The fourth and fifth campaigns highlight LB&I’s focus on repatriation issues. The fourth campaign, repatriation via foreign triangular reorganizations, focuses on taxpayer’s attempts to repatriate untaxed CFC earnings through the use of triangular reorganization transactions, following up on Notice 2016-73 issued in December 2016. Notice 2016-73 addressed certain triangular reorganizations involving foreign corporations where a subsidiary acquires stock in its parent and uses that stock to acquire a target corporation. LB&I’s stated goal of this campaign is “to identify and challenge these transactions.” It is not clear whether this statement was intended to leave LB&I room to expand its audit focus to triangular repatriations beyond those described in Notice 2016-73.
The fifth campaign focuses on issues arising in connection with the section 965 deemed repatriation and transition tax.
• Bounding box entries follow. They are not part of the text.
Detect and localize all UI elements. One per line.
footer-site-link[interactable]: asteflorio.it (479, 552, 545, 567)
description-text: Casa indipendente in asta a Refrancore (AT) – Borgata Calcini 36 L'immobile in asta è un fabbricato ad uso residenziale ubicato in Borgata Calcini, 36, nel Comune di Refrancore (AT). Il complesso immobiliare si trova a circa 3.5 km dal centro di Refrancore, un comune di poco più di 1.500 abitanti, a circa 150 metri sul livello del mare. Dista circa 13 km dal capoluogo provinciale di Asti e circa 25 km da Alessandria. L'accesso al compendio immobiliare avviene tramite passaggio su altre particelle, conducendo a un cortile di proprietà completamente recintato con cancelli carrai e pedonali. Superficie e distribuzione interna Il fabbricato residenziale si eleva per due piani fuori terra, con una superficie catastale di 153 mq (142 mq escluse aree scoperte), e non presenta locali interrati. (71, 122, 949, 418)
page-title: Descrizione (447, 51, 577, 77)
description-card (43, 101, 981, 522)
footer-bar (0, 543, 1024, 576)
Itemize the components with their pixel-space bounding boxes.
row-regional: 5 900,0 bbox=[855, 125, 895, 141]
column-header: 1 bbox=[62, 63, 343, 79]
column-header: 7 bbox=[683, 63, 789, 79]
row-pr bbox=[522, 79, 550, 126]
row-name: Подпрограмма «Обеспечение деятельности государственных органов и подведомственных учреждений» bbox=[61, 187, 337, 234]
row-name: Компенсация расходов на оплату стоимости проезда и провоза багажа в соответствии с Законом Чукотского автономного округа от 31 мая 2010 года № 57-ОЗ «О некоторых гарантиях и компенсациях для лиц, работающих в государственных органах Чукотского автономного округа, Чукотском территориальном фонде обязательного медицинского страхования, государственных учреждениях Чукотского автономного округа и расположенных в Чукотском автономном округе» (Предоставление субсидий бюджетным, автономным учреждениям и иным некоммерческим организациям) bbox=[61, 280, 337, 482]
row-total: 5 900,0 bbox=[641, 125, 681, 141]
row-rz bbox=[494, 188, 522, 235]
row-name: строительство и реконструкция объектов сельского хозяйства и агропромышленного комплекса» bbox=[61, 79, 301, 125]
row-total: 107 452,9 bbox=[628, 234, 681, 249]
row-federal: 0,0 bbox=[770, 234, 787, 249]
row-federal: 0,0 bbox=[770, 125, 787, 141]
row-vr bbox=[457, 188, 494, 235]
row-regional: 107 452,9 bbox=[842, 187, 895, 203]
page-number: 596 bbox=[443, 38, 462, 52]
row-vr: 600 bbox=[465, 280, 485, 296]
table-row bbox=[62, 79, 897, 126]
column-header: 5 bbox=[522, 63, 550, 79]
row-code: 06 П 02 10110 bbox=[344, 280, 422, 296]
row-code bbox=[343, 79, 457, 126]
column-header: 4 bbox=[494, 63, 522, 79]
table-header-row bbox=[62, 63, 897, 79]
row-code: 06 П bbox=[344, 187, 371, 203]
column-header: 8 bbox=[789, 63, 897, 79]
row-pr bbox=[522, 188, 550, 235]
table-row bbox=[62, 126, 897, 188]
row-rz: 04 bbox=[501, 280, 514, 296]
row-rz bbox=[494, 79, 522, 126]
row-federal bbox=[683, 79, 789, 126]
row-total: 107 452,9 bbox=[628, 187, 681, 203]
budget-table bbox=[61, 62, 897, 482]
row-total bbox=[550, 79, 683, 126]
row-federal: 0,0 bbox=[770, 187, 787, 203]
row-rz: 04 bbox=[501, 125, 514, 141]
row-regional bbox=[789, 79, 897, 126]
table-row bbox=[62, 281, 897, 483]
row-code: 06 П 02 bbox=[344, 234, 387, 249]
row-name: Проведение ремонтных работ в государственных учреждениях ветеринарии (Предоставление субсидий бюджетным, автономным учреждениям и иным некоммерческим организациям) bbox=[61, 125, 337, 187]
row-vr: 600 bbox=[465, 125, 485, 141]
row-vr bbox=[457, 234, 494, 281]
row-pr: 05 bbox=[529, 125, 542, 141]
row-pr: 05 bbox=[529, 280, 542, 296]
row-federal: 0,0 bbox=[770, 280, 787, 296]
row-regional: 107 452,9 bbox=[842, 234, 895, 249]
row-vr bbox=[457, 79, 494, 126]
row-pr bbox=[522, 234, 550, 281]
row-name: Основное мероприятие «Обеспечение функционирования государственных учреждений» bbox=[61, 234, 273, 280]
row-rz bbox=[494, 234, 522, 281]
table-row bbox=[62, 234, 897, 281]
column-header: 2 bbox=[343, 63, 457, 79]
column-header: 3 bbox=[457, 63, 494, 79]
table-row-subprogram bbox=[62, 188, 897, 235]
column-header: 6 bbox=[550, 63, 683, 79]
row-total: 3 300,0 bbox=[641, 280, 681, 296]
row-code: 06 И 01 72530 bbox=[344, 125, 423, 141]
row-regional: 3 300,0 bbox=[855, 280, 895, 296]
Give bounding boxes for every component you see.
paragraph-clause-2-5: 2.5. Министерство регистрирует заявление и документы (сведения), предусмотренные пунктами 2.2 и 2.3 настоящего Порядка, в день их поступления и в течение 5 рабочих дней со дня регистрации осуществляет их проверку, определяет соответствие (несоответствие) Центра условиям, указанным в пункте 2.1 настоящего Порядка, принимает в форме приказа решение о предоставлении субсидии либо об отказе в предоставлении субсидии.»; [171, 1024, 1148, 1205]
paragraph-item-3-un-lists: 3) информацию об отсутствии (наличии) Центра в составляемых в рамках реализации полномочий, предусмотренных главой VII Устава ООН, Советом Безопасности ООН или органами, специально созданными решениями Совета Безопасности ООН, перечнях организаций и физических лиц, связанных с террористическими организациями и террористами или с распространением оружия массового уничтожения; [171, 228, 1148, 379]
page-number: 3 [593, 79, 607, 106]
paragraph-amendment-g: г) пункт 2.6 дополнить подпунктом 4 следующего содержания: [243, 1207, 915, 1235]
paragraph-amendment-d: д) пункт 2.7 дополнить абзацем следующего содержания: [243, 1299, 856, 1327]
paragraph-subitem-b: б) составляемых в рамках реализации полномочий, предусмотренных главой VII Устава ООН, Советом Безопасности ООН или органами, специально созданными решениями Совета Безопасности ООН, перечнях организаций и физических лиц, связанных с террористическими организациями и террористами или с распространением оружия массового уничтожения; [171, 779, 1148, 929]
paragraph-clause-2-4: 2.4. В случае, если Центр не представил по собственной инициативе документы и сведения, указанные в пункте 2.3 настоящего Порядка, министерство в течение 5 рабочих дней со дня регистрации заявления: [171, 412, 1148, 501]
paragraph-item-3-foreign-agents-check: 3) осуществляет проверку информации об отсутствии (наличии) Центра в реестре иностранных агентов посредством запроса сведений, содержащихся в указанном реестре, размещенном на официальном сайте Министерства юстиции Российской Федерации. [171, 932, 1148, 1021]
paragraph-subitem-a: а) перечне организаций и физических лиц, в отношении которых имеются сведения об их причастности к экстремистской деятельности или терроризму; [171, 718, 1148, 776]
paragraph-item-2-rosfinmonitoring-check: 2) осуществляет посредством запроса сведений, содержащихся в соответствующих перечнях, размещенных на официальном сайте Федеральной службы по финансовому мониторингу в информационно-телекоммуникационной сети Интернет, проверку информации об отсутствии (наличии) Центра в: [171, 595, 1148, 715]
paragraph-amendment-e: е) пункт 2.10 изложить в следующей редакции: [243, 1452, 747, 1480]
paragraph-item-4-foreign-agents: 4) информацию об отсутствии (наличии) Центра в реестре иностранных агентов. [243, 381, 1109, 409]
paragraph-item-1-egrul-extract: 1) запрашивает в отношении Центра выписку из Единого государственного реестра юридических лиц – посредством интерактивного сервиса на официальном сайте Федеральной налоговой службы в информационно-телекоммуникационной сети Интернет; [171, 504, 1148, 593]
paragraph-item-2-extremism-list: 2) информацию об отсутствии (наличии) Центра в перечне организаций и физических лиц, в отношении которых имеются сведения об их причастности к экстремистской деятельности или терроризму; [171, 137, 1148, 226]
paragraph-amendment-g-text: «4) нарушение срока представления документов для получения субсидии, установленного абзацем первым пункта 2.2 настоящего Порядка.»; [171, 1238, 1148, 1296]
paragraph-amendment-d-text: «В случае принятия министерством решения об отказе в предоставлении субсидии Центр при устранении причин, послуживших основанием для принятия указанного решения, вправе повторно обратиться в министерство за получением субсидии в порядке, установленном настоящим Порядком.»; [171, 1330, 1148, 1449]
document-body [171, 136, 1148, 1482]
Section 965, overhauled under the 2017 Tax Cuts and Jobs Act, requires United States shareholders to pay a transition tax on the untaxed foreign earnings of foreign corporations as if those earnings had been repatriated to the United States. Under section 965, taxpayers may affirmatively elect to pay the tax in installments over an eight-year period. The IRS has previously provided guidance on the mechanics of revised section 965 in Notices 2018-07, 2018-13, 2018-26 and an online FAQ. LB&I announced this compliance campaign early relative to other issues from an audit perspective, as the transition tax would be imposed, in whole or in part, in connection with a calendar-year taxpayer’s 2017 return at the earliest (i.e., for a taxable year that closed on Dec. 31, 2017).
Implications of New Campaigns
The announcement of the five additional compliance campaigns is not surprising. Nor is it surprising that the announcement does not provide significant detail on the campaigns, beyond a short summary, the relevant practice area, and the IRS employee assigned to lead each campaign. Practically, taxpayers should expect these issues to receive increased scrutiny in upcoming audits cycles, especially as LB&I further develops issue-focused training materials to assist exam teams with identifying and evaluating these issues. Additionally, the compliance campaign expansion increases the risk of audit delay by incentivizing LB&I examination teams to request assistance from centralized issue experts, often unfamiliar with the taxpayer-specific facts obtained over the course of the audit.